From: Petr Mladek <pmladek@suse.com>
To: Sergey Senozhatsky <sergey.senozhatsky@gmail.com>
Cc: Andrew Morton <akpm@linux-foundation.org>,
Jan Kara <jack@suse.com>, Tejun Heo <tj@kernel.org>,
Tetsuo Handa <penguin-kernel@I-love.SAKURA.ne.jp>,
linux-kernel@vger.kernel.org,
Byungchul Park <byungchul.park@lge.com>,
Sergey Senozhatsky <sergey.senozhatsky.work@gmail.com>,
Jan Kara <jack@suse.cz>
Subject: Re: [RFC][PATCH v6 1/2] printk: Make printk() completely async
Date: Tue, 22 Mar 2016 14:11:07 +0100 [thread overview]
Message-ID: <20160322131106.GA5522@pathway.suse.cz> (raw)

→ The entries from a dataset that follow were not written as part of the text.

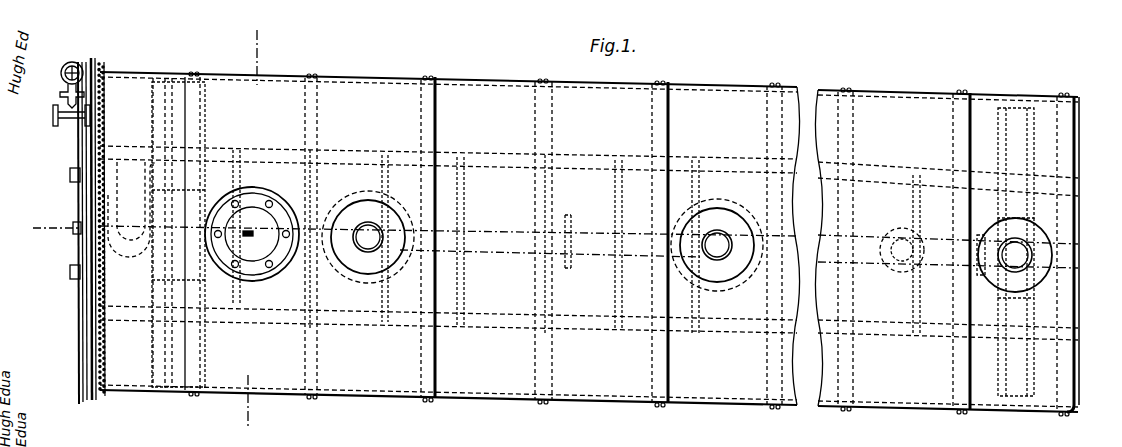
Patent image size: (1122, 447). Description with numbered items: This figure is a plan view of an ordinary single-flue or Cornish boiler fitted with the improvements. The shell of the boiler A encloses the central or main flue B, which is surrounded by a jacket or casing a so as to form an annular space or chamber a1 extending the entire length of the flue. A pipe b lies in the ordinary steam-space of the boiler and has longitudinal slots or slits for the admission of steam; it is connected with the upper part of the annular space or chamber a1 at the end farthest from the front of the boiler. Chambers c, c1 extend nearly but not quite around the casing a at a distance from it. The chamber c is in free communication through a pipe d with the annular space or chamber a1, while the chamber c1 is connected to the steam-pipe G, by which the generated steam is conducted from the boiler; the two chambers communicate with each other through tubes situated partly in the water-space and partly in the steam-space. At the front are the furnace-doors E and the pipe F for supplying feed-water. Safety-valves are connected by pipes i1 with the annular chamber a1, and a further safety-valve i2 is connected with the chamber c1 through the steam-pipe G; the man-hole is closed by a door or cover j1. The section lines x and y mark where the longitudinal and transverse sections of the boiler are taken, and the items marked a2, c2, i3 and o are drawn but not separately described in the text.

The shell of the boiler A is at (589, 242).
The central or main flue B is at (534, 284).
The jacket or casing a is at (448, 150).
The annular space or chamber a1 is at (909, 167).
The lower longitudinal seam a2 is at (589, 331).
The pipe b is at (589, 247).
The chamber c is at (178, 234).
The chamber c1 is at (1016, 163).
The lower reinforcing plate c2 is at (1016, 307).
The pipe d is at (131, 209).
The furnace-doors E is at (80, 231).
The feed-water pipe F is at (67, 94).
The steam-pipe G is at (1014, 256).
The man-hole door or cover j1 is at (252, 234).
The pipes i1 is at (368, 237).
The safety-valve i2 is at (717, 245).
The third opening i3 is at (902, 250).
The outlet axis o is at (1060, 256).
The section line x x is at (47, 228).
The section line y y is at (251, 229).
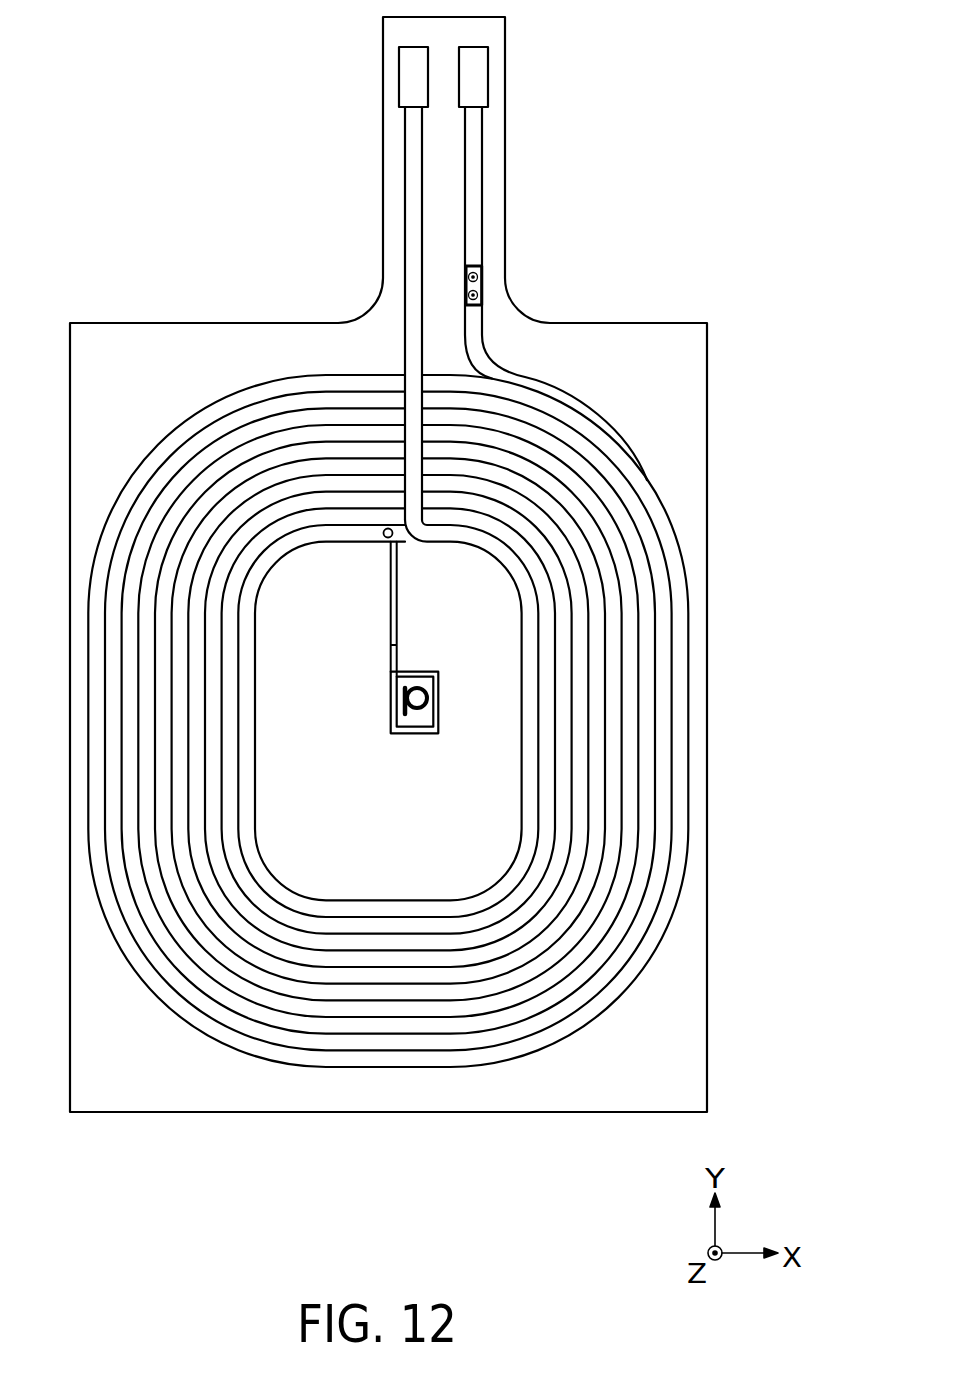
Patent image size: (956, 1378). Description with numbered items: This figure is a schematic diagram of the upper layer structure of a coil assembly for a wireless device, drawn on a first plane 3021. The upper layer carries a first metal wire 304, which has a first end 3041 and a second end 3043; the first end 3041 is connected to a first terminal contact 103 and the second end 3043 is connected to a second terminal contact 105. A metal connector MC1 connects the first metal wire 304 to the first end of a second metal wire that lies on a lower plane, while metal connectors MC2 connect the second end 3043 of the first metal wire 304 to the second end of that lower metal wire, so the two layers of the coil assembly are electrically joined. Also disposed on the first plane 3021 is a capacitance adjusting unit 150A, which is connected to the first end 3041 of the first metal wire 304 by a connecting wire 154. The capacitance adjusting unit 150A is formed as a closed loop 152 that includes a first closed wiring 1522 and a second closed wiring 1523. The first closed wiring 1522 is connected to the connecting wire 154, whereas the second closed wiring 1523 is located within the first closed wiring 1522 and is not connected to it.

The first terminal contact 103 is at (407, 78).
The second terminal contact 105 is at (482, 77).
The first end 3041 is at (411, 170).
The second end 3043 is at (475, 169).
The metal connectors MC2 is at (480, 277).
The metal connector MC1 is at (398, 537).
The first metal wire 304 is at (688, 515).
The first plane 3021 is at (695, 1038).
The capacitance adjusting unit 150A is at (750, 15).
The closed loop 152 is at (391, 755).
The first closed wiring 1522 is at (428, 732).
The second closed wiring 1523 is at (405, 692).
The connecting wire 154 is at (395, 582).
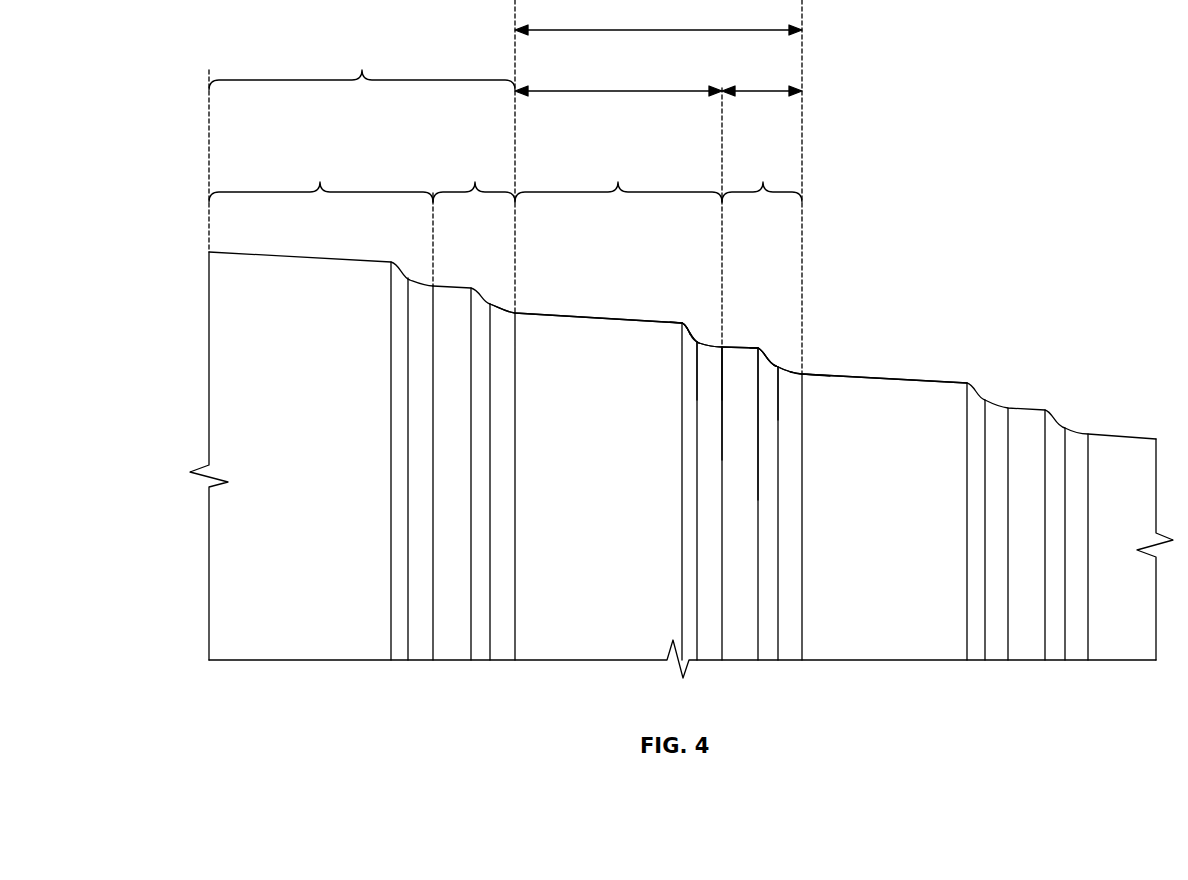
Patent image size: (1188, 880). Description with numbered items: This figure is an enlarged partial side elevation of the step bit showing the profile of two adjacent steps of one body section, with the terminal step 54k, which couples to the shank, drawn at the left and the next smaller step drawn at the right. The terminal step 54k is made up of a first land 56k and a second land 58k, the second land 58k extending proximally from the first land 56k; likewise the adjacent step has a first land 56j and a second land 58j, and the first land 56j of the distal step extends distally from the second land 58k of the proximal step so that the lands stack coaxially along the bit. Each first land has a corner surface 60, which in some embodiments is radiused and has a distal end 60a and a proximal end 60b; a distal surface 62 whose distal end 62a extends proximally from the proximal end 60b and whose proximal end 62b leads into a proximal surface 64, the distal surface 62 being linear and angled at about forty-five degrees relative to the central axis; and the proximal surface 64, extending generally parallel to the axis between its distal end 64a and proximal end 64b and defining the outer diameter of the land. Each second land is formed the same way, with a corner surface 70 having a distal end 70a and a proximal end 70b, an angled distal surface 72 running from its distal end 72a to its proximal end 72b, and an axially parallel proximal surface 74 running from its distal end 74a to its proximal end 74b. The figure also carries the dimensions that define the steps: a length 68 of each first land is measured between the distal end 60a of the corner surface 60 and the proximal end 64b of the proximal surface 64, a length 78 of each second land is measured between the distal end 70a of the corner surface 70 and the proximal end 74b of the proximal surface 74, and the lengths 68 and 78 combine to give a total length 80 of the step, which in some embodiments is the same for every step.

The terminal step 54k is at (362, 64).
The second land of the terminal step 58k is at (321, 175).
The first land of the terminal step 56k is at (474, 175).
The second land of step 54j 58j is at (618, 175).
The first land of step 54j 56j is at (762, 175).
The total length 80 is at (628, 28).
The length of second land 78 is at (582, 90).
The length of first land 68 is at (742, 90).
The proximal surface of second land 74 is at (545, 312).
The distal end of proximal surface 74 74a is at (681, 323).
The proximal end of proximal surface 74 74b is at (516, 311).
The distal surface of second land 72 is at (688, 328).
The distal end of distal surface 72 72a is at (696, 342).
The proximal end of distal surface 72 72b is at (681, 325).
The corner surface of second land 70 is at (703, 341).
The distal end of corner surface 70 70a is at (722, 348).
The proximal end of corner surface 70 70b is at (698, 346).
The proximal surface of first land 64 is at (742, 346).
The distal end of proximal surface 64 64a is at (762, 350).
The proximal end of proximal surface 64 64b is at (722, 344).
The distal surface of first land 62 is at (772, 357).
The distal end of distal surface 62 62a is at (780, 368).
The proximal end of distal surface 62 62b is at (758, 349).
The corner surface of first land 60 is at (796, 372).
The distal end of corner surface 60 60a is at (806, 374).
The proximal end of corner surface 60 60b is at (784, 369).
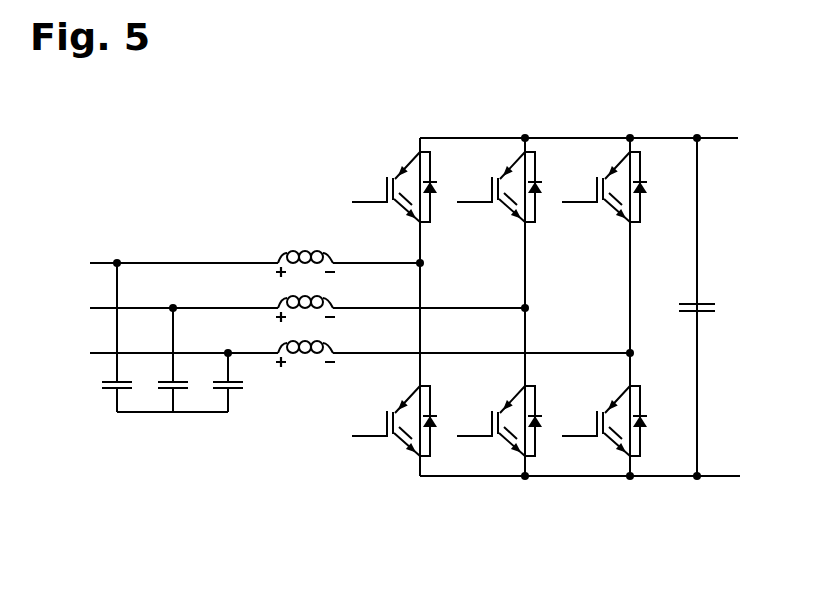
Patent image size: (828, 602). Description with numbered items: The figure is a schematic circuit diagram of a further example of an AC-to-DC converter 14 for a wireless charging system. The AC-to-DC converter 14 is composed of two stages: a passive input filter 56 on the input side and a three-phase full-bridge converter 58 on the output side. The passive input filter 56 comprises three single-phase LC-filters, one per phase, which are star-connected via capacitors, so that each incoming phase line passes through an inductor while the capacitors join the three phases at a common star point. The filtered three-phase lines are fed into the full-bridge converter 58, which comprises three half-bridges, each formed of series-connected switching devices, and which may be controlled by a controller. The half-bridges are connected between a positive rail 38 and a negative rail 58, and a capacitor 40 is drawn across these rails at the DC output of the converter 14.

In-Reply-To: <1458581130-8677-2-git-send-email-sergey.senozhatsky@gmail.com>
On Tue 2016-03-22 02:25:29, Sergey Senozhatsky wrote:
> From: Jan Kara <jack@suse.cz>
>
> This patch makes printk() completely asynchronous (similar to what
> printk_deferred() did until now). It appends message to the kernel
> printk buffer and wake_up()s a special dedicated kthread to do the
> printing to console. This has the advantage that printing always happens
> from a schedulable contex and thus we don't lockup any particular CPU or
> even interrupts. Also it has the advantage that printk() is fast and
> thus kernel booting is not slowed down by slow serial console.
> Disadvantage of this method is that in case of crash there is higher
> chance that important messages won't appear in console output (we may
> need working scheduling to print message to console). We somewhat
> mitigate this risk by switching printk to the original method of
> immediate printing to console if oops is in progress. Also for
> debugging purposes we provide printk.synchronous kernel parameter which
> resorts to the original printk behavior.
>
> printk() is expected to work under different conditions and in different
> scenarios, including corner cases of OOM when all of the workers are busy
> (e.g. allocating memory), thus printk() uses its own dedicated printing
> kthread, rather than relying on workqueue (even with WQ_MEM_RECLAIM bit
> set we potentially can receive delays in printing until workqueue
> declares a ->mayday, as noted by Tetsuo Handa). Another thing to mention,
> is that deferred printk() messages may appear before printing kthread
> created, so in the very beginning we have to print deferred messages
> the old way -- via IRQs.
>
> Signed-off-by: Jan Kara <jack@suse.cz>
> Signed-off-by: Sergey Senozhatsky <sergey.senozhatsky@gmail.com>
> ---
> Documentation/kernel-parameters.txt | 10 ++
> kernel/printk/printk.c | 209 ++++++++++++++++++++++++++----------
> 2 files changed, 161 insertions(+), 58 deletions(-)
>
> diff --git a/kernel/printk/printk.c b/kernel/printk/printk.c
> index e38579d..99c105d6 100644
> --- a/kernel/printk/printk.c
> +++ b/kernel/printk/printk.c
> +/*
> + * Delayed printk version, for scheduler-internal messages:
> + */
> +#define PRINTK_PENDING_WAKEUP (1<<0)
> +#define PRINTK_PENDING_OUTPUT (1<<1)
> +
> +static DEFINE_PER_CPU(int, printk_pending);
> +
> +static void wake_up_klogd_work_func(struct irq_work *irq_work)
> +{
> + int pending = __this_cpu_xchg(printk_pending, 0);
> +
> + if (pending & PRINTK_PENDING_OUTPUT) {
> + /* If trylock fails, someone else is doing the printing */
> + if (console_trylock())
> + console_unlock();
This is called from IRQ context and thus keeps the original problem
for printk_deferred(). We should try to
wake_up_process(printk_kthread) when allowed.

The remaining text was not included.